PAM claims that when Commerce corroborates the dumping margin using only a small number of transaction-specific dumping margins, a methodology affirmed by Ta Chen, the ghost of Exxon Shipping rides again. However, Exxon Shipping dealt with outlier results; the issue here is one of the sufficiency of data (i.e., how robust does Commerce's corroboration have to be in order to ensure that an adverse facts available dumping margin is a "reasonably accurate estimate of the respondent's actual rate, albeit with some built-in increase intended as a deterrent to noncompliance"? See 216 F.3d at 1032.). Because the two situations are not analogous, Exxon Shipping does not undermine or overrule the validity of Ta Chen.
Conclusion
The Court does not accept PAM's argument that the validity of Ta Chen has been undermined by the Supreme Court's decision in Exxon Shipping. As a result, PAM failed to establish that the Court's reliance on Ta Chen in Slip Op. 08-75 constitutes manifest error.
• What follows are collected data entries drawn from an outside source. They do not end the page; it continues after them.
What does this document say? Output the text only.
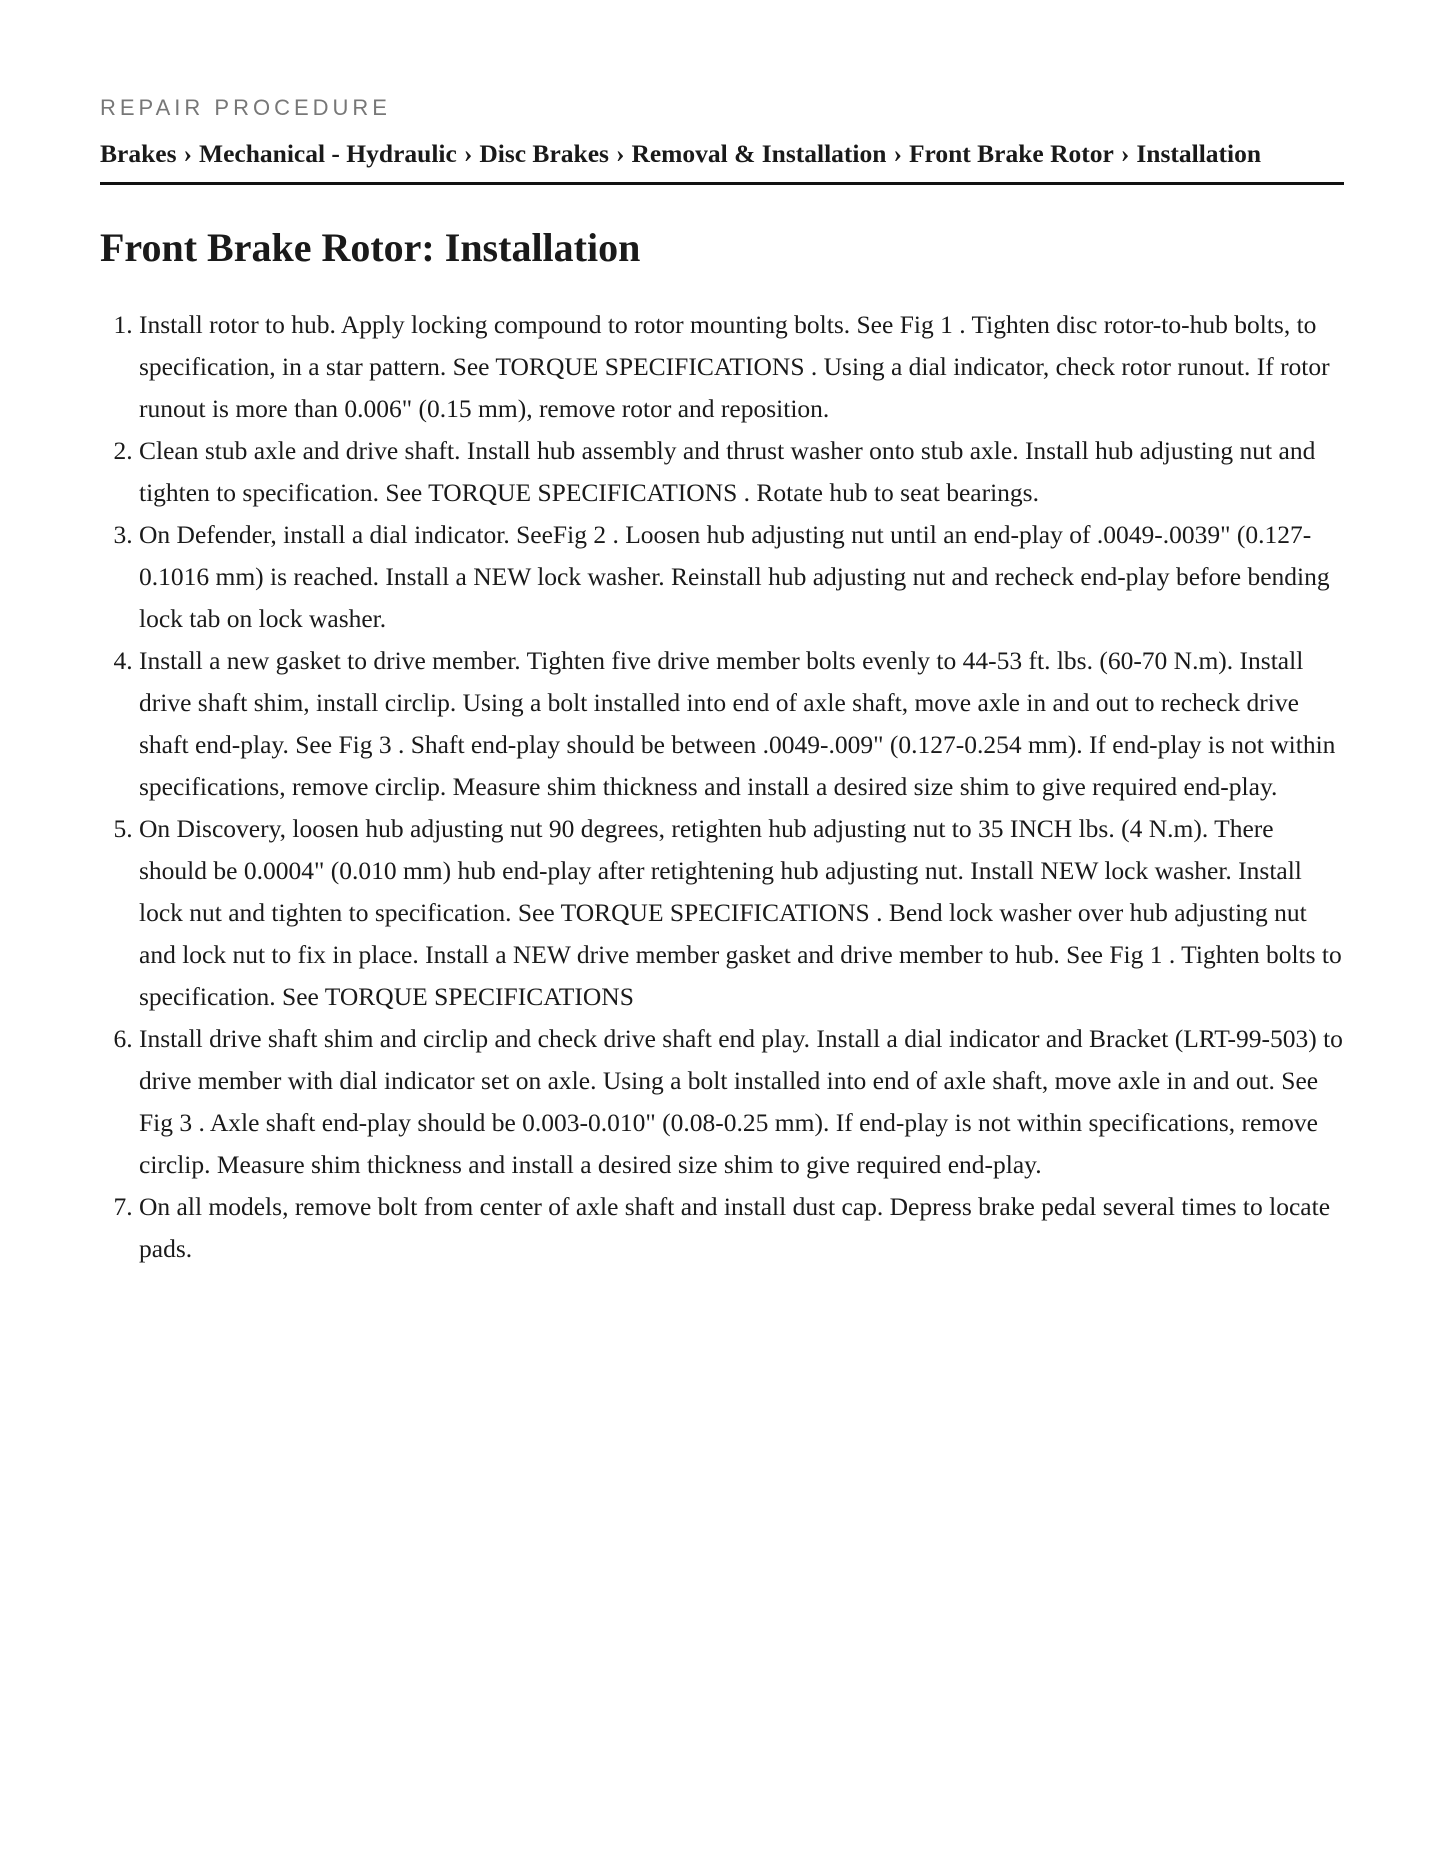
REPAIR PROCEDURE
Brakes › Mechanical - Hydraulic › Disc Brakes › Removal & Installation › Front Brake Rotor › Installation
Front Brake Rotor: Installation
1. Install rotor to hub. Apply locking compound to rotor mounting bolts. See Fig 1 . Tighten disc rotor-to-hub bolts, to specification, in a star pattern. See TORQUE SPECIFICATIONS . Using a dial indicator, check rotor runout. If rotor runout is more than 0.006" (0.15 mm), remove rotor and reposition.
2. Clean stub axle and drive shaft. Install hub assembly and thrust washer onto stub axle. Install hub adjusting nut and tighten to specification. See TORQUE SPECIFICATIONS . Rotate hub to seat bearings.
3. On Defender, install a dial indicator. SeeFig 2 . Loosen hub adjusting nut until an end-play of .0049-.0039" (0.127-0.1016 mm) is reached. Install a NEW lock washer. Reinstall hub adjusting nut and recheck end-play before bending lock tab on lock washer.
4. Install a new gasket to drive member. Tighten five drive member bolts evenly to 44-53 ft. lbs. (60-70 N.m). Install drive shaft shim, install circlip. Using a bolt installed into end of axle shaft, move axle in and out to recheck drive shaft end-play. See Fig 3 . Shaft end-play should be between .0049-.009" (0.127-0.254 mm). If end-play is not within specifications, remove circlip. Measure shim thickness and install a desired size shim to give required end-play.
5. On Discovery, loosen hub adjusting nut 90 degrees, retighten hub adjusting nut to 35 INCH lbs. (4 N.m). There should be 0.0004" (0.010 mm) hub end-play after retightening hub adjusting nut. Install NEW lock washer. Install lock nut and tighten to specification. See TORQUE SPECIFICATIONS . Bend lock washer over hub adjusting nut and lock nut to fix in place. Install a NEW drive member gasket and drive member to hub. See Fig 1 . Tighten bolts to specification. See TORQUE SPECIFICATIONS
6. Install drive shaft shim and circlip and check drive shaft end play. Install a dial indicator and Bracket (LRT-99-503) to drive member with dial indicator set on axle. Using a bolt installed into end of axle shaft, move axle in and out. See Fig 3 . Axle shaft end-play should be 0.003-0.010" (0.08-0.25 mm). If end-play is not within specifications, remove circlip. Measure shim thickness and install a desired size shim to give required end-play.
7. On all models, remove bolt from center of axle shaft and install dust cap. Depress brake pedal several times to locate pads.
Therefore, PAM's motion for reconsideration is DENIED.
. The Court mis-described a transaction-specific margin as a comparison of "a single U.S. sale to a single home-market sale." See PAM, Slip Op. 08-75 at 3 n. 2. PAM explained that a transaction-specific margin actually compares a single U.S. sale to "normal value, and normal value is calculated as the weighted-average net price of sales above cost for sales of the same CONNUM (computer control number) in the same month. This is called the 'average-to-transaction method,' " (Motion of PI. PAM S.p.A. for Reconsideration of Slip Op. 08-75 ("Recons.Mot.") 10-11), whereas the Court described the "transaction-to-transaction" method. See 19 C.F.R. § 351.414(b)(2)-(3) (2008). The Court thanks PAM for the clarification, but stresses that the misstatement is not fatal to the Court's holding in the prior opinion, Slip Op. 08-75.